Как только завершается процесс инволюции/ истечения – и вместе с Большим взрывом происходит взрывное возникновение материи, – начинается обратный процесс эволюции / возвратного течения. Вначале есть лишь физическая, или материальная, Вселенная; затем, по прошествии определенного времени, эмерджентно возникает[26] тело, эволюционируя из материи. Далее, значительно позже, из тела возникает разум; потом из него рождается и эволюционирует душа. Наконец, Дух распознается в качестве первоистока и сущности всего миропроявления; это состояние известно как просветление, пробуждение или метанойя.

Архетипы – как первые формы, произведенные инволюцией и благодаря этому влияющие на все последующие и меньшие (ведь одно из значений слова «архетип» – «формы, от которых зависят все остальные формы»), – таким образом, могут считаться основополагающими для всех более низких уровней бытия и сознания. Но вместо того чтобы быть «идеями, навеки зафиксированными в уме Бога», васаны[27] сознания-хранилища, описываемого «Ланкаватара-сутрой», – т. е. сохраняющиеся воспоминания о человеческих взаимодействиях, которые легко интерпретировать как нечто, включающее космическую память, или космические привычки, или морфогенетические поля, – проявляют действие самой эволюции. Это связано с тем, что эволюционные воспоминания – части того, что остается в сознании-хранилище. Его архетипы постоянно изменяются и эволюционируют вместе с Космосом, тем самым воздействуя с помощью инволюции на более низкие и грубые уровни бытия и сознания. Итак, васаны (или архетипы), вместо того чтобы быть зафиксированными идеями, предотвращающими эволюцию, становятся одними из ее носителей и распространителей, не только допуская эволюционные изменения, но и способствуя им. И тут же Вселенная перестает восприниматься как жестко фиксированная, детерминированная, обусловленная причинно-следственными связями машина, становясь творческим, живым, отзывчивым, сознательным Космосом. И это по-прежнему необычайно полезная концепция.

Можно продолжить инволюционную историю, развиваемую «Ланкаватара-сутрой». Первое нисходящее миропроявление производит на свет загрязненную алайя-виджняну, или сознание-хранилище, из чистой алайя-джняны (изначальной мудрости и чистой пустотности). Вторая нисходящая (или инволюционная) трансформация называется в «Ланкаватара-сутре» (и многих школах йогачары) термином манас. Он возникает из сознания-хранилища и становится (если неверно понят) самонапряжением и самовидением, которое, в свою очередь, смотрит на алайю-виджняну и ложным образом ее истолковывает как постоянную самость, или душу, чем порождает еще большее загрязнение алайя-виджняны (она теперь включает не только первые формы миропроявления, или сансары как таковой, если те неверно истолковываются). Третья нисходящая трансформация создает понятие объектов. Их в классической буддийской психологии выделяется шесть: пять органов чувств и разум (который рассматривается как отдельный орган чувств и называется мановиджняной; его объекты чисто концептуальны). Они воспринимают свои категории концептуальных объектов (мановиджняна), что дает нам восемь уровней сознания (или девять – если считать изначальную, чистую, несконструированную алайя-джняну, т. е. сознание изначальной недвойственной мудрости).
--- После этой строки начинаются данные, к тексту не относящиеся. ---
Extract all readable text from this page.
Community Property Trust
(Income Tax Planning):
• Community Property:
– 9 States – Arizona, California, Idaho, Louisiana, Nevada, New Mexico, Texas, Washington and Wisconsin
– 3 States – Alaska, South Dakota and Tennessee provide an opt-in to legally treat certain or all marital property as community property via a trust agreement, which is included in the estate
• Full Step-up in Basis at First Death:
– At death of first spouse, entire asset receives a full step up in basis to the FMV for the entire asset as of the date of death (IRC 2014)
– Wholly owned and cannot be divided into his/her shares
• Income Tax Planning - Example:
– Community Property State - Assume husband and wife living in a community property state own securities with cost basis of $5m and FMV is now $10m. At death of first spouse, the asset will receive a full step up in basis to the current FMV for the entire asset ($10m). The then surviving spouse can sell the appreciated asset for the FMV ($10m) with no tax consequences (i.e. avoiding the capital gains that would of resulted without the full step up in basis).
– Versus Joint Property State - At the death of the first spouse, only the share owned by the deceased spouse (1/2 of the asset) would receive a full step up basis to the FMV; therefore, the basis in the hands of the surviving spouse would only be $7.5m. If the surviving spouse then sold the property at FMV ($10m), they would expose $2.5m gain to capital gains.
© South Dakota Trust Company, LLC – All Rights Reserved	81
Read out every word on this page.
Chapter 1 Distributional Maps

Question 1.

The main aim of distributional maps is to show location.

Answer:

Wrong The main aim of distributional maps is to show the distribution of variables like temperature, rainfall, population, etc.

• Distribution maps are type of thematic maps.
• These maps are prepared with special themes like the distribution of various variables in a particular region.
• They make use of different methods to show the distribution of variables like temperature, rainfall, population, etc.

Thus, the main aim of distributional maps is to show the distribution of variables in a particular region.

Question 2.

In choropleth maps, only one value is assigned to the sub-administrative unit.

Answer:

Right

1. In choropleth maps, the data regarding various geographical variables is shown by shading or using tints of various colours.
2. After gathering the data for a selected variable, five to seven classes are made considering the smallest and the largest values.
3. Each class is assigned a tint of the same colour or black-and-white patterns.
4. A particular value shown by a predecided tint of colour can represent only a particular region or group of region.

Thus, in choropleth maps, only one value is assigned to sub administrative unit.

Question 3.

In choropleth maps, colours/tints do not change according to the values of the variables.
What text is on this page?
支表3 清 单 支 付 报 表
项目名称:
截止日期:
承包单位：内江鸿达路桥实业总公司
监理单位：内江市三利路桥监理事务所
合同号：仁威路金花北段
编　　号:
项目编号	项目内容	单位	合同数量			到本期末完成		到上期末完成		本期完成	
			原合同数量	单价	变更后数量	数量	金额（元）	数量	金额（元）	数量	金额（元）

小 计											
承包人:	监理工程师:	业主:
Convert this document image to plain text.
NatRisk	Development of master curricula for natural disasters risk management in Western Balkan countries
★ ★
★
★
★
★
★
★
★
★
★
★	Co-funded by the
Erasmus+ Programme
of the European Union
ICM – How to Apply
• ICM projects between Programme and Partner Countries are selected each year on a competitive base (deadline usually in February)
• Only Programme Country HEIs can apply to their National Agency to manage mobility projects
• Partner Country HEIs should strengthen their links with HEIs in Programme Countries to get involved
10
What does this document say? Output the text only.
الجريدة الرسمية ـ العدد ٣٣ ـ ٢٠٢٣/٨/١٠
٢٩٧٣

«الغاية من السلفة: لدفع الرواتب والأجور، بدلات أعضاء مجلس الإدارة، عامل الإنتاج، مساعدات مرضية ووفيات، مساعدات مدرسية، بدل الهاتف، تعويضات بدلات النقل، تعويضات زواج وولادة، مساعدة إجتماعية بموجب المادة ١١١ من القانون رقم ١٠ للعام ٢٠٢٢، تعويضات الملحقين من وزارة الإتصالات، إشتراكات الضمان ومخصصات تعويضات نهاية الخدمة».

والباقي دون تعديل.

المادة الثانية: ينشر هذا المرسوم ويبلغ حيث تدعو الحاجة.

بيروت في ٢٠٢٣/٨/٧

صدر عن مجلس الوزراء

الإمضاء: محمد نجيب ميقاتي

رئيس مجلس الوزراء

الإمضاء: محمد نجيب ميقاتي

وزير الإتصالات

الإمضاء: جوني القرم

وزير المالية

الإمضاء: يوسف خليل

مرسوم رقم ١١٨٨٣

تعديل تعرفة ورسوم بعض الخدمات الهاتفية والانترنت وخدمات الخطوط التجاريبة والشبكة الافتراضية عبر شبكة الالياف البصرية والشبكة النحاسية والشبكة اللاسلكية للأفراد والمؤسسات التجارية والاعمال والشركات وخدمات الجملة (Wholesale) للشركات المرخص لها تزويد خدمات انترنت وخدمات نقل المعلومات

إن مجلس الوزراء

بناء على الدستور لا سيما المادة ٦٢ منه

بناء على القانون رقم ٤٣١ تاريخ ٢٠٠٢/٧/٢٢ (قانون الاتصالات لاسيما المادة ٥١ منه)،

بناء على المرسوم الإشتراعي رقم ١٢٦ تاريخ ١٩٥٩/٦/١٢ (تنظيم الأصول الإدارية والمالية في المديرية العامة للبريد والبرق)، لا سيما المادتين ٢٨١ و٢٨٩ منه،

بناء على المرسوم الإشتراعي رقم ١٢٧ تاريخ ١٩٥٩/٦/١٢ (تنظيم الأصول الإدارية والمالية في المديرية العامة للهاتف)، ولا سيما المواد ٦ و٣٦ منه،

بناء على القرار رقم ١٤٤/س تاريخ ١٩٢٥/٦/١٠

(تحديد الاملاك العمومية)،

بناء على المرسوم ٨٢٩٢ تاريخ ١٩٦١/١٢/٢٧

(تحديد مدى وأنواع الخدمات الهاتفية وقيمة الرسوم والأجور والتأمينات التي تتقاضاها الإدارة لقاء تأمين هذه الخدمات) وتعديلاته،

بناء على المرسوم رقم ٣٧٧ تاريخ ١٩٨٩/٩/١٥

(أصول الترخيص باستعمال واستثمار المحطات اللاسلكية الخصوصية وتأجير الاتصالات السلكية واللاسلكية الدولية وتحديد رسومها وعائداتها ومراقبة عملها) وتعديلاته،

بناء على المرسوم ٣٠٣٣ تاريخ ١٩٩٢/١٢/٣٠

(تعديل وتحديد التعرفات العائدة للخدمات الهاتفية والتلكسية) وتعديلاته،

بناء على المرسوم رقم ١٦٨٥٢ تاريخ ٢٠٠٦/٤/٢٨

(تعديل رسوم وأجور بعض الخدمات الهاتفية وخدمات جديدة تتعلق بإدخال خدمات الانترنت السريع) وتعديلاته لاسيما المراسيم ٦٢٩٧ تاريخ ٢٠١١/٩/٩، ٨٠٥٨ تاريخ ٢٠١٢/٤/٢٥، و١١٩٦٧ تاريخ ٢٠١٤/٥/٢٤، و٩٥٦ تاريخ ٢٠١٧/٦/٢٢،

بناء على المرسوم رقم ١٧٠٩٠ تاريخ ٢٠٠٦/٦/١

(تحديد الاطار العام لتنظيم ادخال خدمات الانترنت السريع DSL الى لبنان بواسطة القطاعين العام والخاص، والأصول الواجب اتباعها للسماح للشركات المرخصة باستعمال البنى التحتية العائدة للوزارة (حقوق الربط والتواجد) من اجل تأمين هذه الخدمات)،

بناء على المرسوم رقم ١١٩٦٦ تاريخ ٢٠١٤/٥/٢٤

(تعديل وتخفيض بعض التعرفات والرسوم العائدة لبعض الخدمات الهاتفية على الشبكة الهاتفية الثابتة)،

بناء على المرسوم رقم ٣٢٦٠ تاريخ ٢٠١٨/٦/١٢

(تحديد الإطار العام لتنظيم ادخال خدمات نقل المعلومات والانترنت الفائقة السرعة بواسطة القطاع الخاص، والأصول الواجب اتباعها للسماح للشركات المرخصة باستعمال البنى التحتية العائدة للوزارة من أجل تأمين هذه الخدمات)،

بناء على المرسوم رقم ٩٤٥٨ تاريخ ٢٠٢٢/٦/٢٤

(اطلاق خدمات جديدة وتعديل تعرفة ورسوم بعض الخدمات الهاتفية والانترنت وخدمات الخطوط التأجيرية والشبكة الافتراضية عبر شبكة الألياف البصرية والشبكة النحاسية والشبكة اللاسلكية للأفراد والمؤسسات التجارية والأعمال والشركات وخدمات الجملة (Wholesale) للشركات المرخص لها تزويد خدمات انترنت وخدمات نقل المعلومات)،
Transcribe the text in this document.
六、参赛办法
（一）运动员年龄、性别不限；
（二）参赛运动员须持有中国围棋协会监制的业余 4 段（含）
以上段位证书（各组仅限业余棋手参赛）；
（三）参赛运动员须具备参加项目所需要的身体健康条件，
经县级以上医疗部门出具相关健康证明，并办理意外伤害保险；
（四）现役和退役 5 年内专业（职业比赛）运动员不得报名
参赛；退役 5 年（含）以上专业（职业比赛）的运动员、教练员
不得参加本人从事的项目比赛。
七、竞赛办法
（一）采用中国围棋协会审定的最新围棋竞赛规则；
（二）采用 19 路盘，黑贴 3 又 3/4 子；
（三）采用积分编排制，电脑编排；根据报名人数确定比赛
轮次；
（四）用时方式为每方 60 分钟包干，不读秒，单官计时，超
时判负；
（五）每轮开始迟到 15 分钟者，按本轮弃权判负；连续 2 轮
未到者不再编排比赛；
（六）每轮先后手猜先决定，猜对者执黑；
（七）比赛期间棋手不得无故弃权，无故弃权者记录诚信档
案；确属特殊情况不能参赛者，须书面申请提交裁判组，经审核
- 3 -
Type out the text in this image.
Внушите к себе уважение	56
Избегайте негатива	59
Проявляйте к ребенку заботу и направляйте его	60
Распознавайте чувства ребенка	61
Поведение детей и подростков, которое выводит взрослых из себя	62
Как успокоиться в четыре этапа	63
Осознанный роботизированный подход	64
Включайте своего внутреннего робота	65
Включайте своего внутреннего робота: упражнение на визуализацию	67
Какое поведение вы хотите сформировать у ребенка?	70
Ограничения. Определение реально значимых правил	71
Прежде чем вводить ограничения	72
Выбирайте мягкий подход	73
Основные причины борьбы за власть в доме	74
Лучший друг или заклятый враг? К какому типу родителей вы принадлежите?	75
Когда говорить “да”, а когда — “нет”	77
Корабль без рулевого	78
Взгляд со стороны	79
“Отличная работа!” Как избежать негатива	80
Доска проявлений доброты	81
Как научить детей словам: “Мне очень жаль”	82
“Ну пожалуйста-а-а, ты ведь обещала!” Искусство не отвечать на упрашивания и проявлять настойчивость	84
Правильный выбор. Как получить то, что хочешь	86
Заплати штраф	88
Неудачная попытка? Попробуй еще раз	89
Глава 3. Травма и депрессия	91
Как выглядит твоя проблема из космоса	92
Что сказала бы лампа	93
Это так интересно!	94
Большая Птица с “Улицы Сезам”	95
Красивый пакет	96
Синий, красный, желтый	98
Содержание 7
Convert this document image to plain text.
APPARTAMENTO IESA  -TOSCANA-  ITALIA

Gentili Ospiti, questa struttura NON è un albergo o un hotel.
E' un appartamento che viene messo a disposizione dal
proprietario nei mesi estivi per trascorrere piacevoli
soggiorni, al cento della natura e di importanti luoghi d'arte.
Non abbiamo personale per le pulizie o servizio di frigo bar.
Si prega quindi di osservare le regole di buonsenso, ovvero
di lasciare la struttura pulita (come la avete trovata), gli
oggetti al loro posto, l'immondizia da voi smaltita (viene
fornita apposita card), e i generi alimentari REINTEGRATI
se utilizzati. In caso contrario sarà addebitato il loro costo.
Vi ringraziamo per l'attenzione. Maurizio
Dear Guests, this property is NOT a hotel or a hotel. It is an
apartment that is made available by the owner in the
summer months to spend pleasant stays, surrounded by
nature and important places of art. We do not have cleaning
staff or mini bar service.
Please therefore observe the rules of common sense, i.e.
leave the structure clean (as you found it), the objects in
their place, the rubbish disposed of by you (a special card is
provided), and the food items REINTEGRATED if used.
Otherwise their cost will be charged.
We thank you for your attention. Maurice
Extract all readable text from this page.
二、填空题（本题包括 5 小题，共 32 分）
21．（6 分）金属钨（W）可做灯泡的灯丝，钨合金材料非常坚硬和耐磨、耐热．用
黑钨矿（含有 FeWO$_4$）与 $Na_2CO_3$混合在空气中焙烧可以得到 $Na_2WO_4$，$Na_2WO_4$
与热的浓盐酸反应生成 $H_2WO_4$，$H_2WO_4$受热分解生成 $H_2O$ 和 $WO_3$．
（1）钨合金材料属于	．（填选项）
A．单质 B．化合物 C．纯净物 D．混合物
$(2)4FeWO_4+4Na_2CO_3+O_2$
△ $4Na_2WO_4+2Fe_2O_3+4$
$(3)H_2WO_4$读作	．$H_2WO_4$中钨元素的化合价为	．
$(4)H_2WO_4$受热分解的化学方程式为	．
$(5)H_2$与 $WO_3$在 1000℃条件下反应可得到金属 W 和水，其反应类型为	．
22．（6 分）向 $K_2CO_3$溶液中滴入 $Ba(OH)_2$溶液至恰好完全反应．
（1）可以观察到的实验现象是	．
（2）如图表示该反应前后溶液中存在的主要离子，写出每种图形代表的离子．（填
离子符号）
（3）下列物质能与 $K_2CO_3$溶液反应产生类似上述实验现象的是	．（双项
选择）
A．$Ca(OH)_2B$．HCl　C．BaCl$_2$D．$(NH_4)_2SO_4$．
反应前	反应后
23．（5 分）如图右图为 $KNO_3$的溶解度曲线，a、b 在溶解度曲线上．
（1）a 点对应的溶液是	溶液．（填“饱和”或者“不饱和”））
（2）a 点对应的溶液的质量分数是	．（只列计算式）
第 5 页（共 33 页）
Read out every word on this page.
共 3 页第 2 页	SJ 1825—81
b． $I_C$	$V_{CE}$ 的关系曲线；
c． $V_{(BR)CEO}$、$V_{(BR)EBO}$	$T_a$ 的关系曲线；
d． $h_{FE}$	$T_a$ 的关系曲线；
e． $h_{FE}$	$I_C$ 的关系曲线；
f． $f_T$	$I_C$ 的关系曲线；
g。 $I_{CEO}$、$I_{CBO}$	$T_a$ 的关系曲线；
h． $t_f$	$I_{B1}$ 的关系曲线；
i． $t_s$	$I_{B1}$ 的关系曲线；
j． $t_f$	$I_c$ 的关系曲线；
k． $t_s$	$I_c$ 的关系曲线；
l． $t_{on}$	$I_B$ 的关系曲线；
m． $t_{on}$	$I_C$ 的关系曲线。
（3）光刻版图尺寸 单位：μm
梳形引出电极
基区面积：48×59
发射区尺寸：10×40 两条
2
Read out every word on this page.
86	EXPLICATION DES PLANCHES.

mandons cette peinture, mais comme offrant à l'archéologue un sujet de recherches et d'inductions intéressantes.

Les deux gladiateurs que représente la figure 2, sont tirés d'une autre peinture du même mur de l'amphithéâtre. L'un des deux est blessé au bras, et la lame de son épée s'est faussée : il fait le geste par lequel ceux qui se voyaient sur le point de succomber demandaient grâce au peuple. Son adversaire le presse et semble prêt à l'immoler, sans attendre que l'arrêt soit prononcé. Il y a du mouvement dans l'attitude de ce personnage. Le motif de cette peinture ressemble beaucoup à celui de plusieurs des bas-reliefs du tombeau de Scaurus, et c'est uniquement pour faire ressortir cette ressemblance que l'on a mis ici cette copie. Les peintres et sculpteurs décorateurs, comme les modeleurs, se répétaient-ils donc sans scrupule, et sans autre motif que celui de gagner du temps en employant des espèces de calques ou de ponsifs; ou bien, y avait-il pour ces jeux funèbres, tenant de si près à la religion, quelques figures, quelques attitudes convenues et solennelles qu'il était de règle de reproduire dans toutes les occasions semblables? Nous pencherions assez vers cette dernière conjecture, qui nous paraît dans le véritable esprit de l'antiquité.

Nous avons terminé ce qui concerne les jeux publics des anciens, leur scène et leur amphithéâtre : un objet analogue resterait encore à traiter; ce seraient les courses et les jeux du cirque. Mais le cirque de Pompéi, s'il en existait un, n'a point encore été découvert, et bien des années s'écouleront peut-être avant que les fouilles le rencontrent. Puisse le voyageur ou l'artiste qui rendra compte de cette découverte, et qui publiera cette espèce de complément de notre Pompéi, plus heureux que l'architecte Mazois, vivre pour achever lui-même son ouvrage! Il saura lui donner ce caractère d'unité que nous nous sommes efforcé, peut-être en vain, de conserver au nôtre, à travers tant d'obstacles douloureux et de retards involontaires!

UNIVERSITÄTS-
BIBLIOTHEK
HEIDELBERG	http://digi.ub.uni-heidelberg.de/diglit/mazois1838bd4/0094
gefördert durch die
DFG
Общая картина дает нам возможность работать не только с миропроявлением, инволюцией или истечением (такое понятие есть во всех великих традициях), но и с эволюцией, эмерджентным возникновением или возвратным течением. Такое совместимое с эволюционными взглядами видение представлено в сравнительно немногих источниках, в число которых входит и «Ланкаватара-сутра». Это позволяет буддизму принять на вооружение по-настоящему глубокий подход к проблеме, с которой столкнулись все великие традиции: «Если Дух есть лишь предельная реальность, тогда почему и каким образом возникает явленный мир? Каков реальный механизм всего этого?» Одна из попыток ответить на этот вопрос – идея инволюции/ эволюции, нисхождения/ восхождения, истечения / возвратного течения в самых разных ее формах. В том или ином виде она присутствует во всех великих традициях. Некоторые ее толкования (например, предложенное «Ланкаватара-сутрой») вполне убедительны и сегодня, когда бы кто-то искренне ни задался этим вопросом.